The object distance, $u=\mathrm{\infty }$ (in finity $)$
The image distance, $v=-80\mathrm{cm}$ (far point, in front of the lens) and the focal length, $f=$ to find.

Hence substituting the values in the lens formula: we obtain

$\begin{array}{rl}& \frac{1}{v}-\frac{1}{u}=\frac{1}{f}\\ & \Rightarrow \frac{1}{-80}-\frac{1}{\mathrm{\infty }}=\frac{1}{f}\\ & \Rightarrow \frac{1}{f}=\frac{1}{-80}\end{array}$

$\Rightarrow f=-80\mathrm{cm}$
Therefore, the focal length of the required concave lens will be 80 cm
Now, Power,

$\text{ Power }=\frac{1}{f(m)}=\frac{1}{-0.8}=-1.25\mathrm{D}$

Hence the power of the concave lens required is -1.25 D

Q.7. Make a diagram to show how hypermetropia is corrected. The near point of a hypermetropic eye is 1 m. What is the power of the lens required to correct this defect? Assume that the near point of the normal eye is 25 cm.

Answer:

Given the near point for the hypermetropic eye is 1m.

Assume the near point of the normal eye is 25 cm.

So,

The object distance will be, $u=-25\mathrm{cm}$ (Normal near the point)
The image distance, $v=-1m$ (Near the point of this defective eye) or -100 cm
Then the focal length can be found from the lens formula:

$\frac{1}{v}-\frac{1}{u}=\frac{1}{f}$

Substituting the values in the equation, we obtain

$\begin{array}{rl}& \Rightarrow \frac{1}{-100}-\frac{1}{-25}=\frac{1}{f}\\ & \Rightarrow \frac{-1+4}{100}=\frac{1}{f}\\ & \Rightarrow \frac{3}{100}=\frac{1}{f}\\ & \Rightarrow f=\frac{100}{3}=33.3\mathrm{cm}\text{ or }0.333\mathrm{m}\end{array}$

Hence the power of the lens will be:

$P=\frac{1}{f(m)}=\frac{1}{+0.333\mathrm{m}}=+3.0\mathrm{D}$

Thus, the power of the convex lens required will be +0.3 D

Q.8. Why is a normal eye not able to see clearly the objects placed closer than 25 cm?

Answer:

A normal eye is not able to see clearly the objects placed closer than 25 cm because the ciliary muscles have a limit of contraction and relaxation, to see closer objects, ciliary muscles, must decrease the focal length of the eye lens. However, the focal length of the eye lens cannot be decreased below a certain minimum limit. Due to this, our eyes are not able to see objects clearly when placed closer than 25cm.

Q.9. What happens to the image distance in the eye when we increase the distance of an object from the eye?

Answer:

There is no change to the image distance in the eye when we increase the distance of an object from the eye. The image is always formed in the retina of our eye.

Q.10. Why do stars twinkle?

Answer:

Stars twinkle because of turbulence in the atmosphere of the Earth.

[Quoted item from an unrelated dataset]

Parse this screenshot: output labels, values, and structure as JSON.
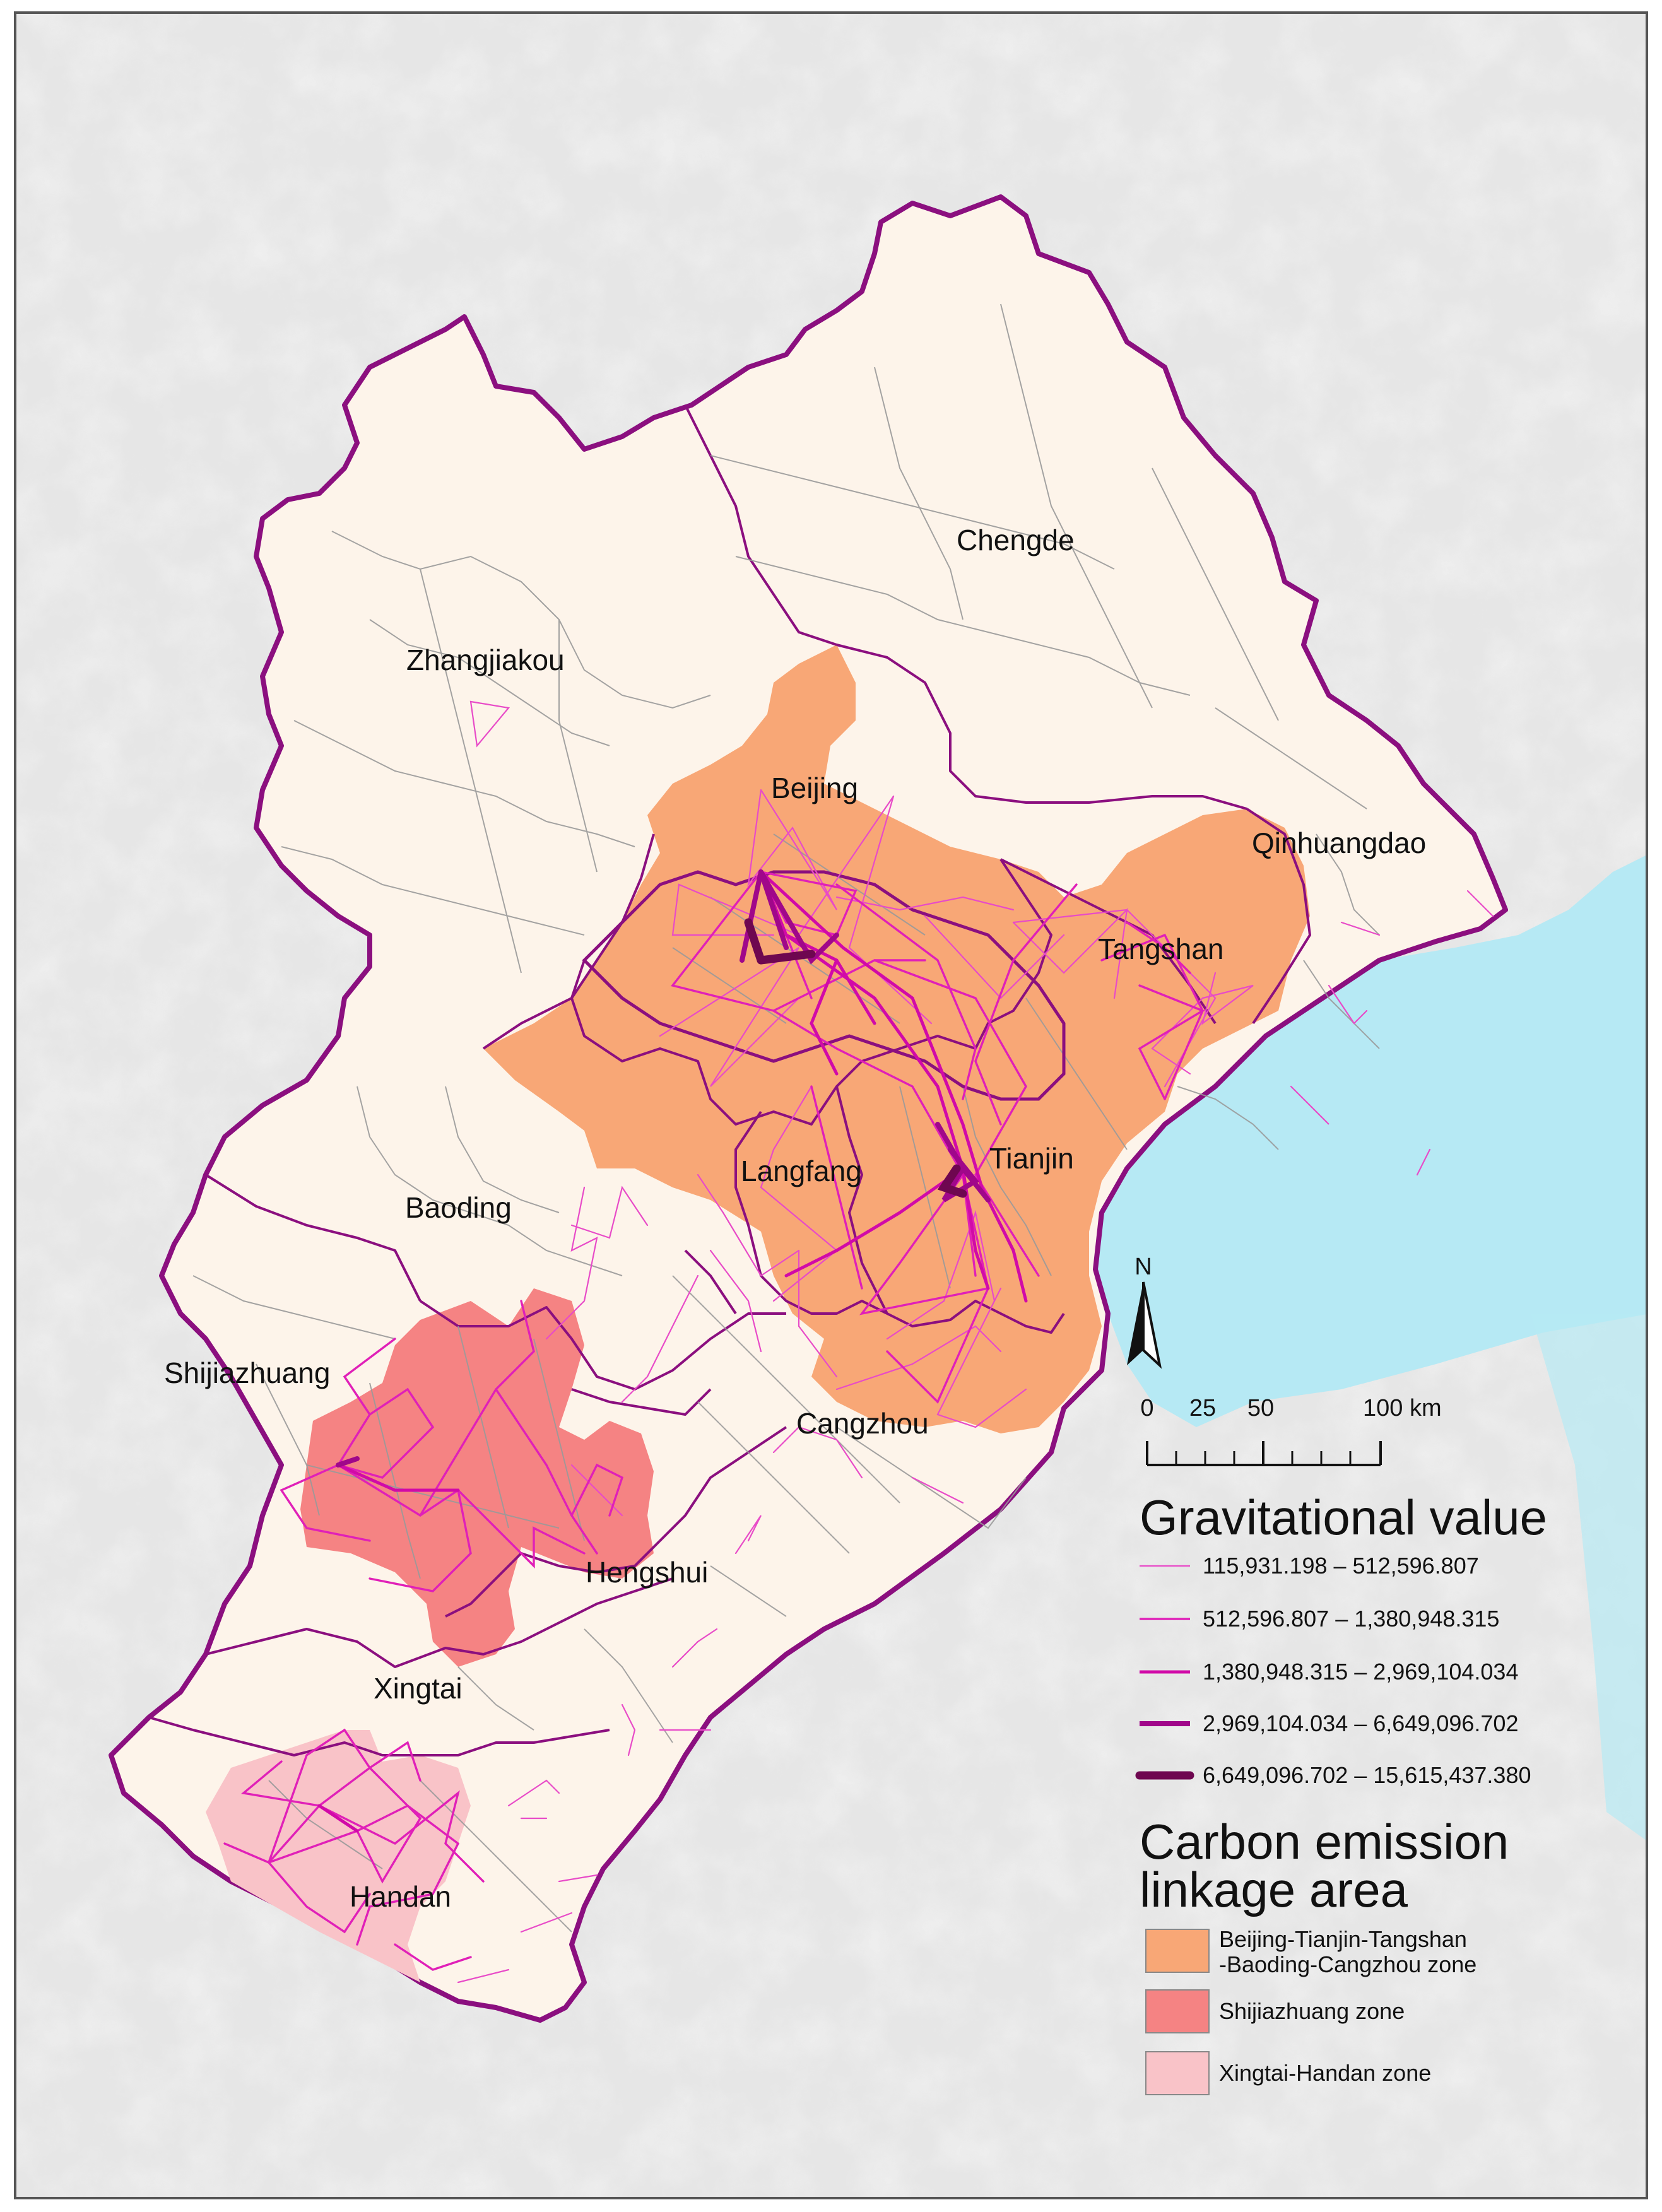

The light from the star is refracted in different directions because of the variable refractive index. This seems to us like the position of stars to be changed slightly and also brightness and position, Hence, the twinkling of stars happens.

Q.11. Explain why the planets do not twinkle.

Answer:

Planets do not twinkle the way stars do, the reason is that stars are so far away that they appear to be a point source of light on the sky, while planets have finite size and the size of a planet "averages out" the turbulent effects of the atmosphere.

Therefore, we see a relatively stable image of the eye. Hence, twinkling is not observed on planets.

Q.12. Why does the Sun appear reddish early in the morning?

Answer:

At sunrise and sunset, the sun is closer to the horizon. The sunlight near the horizon passes through denser layers of the air and covers a larger distance before reaching our eyes. Most of the blue light gets scattered. The light that reaches our eyes is of longer wavelengths, mainly orange and red. That is why the sun appears red at sunrise and at sunset.

Q.13. Why does the sky appear dark instead of blue to an astronaut?

Answer:

The dark colour is nothing but the absence of light.

The sky appears dark instead of blue to an astronaut because there is no atmosphere in outer space that can scatter the sunlight. As the sunlight is not scattered, no scattered light reaches the eyes of the astronauts the sky appears black to them.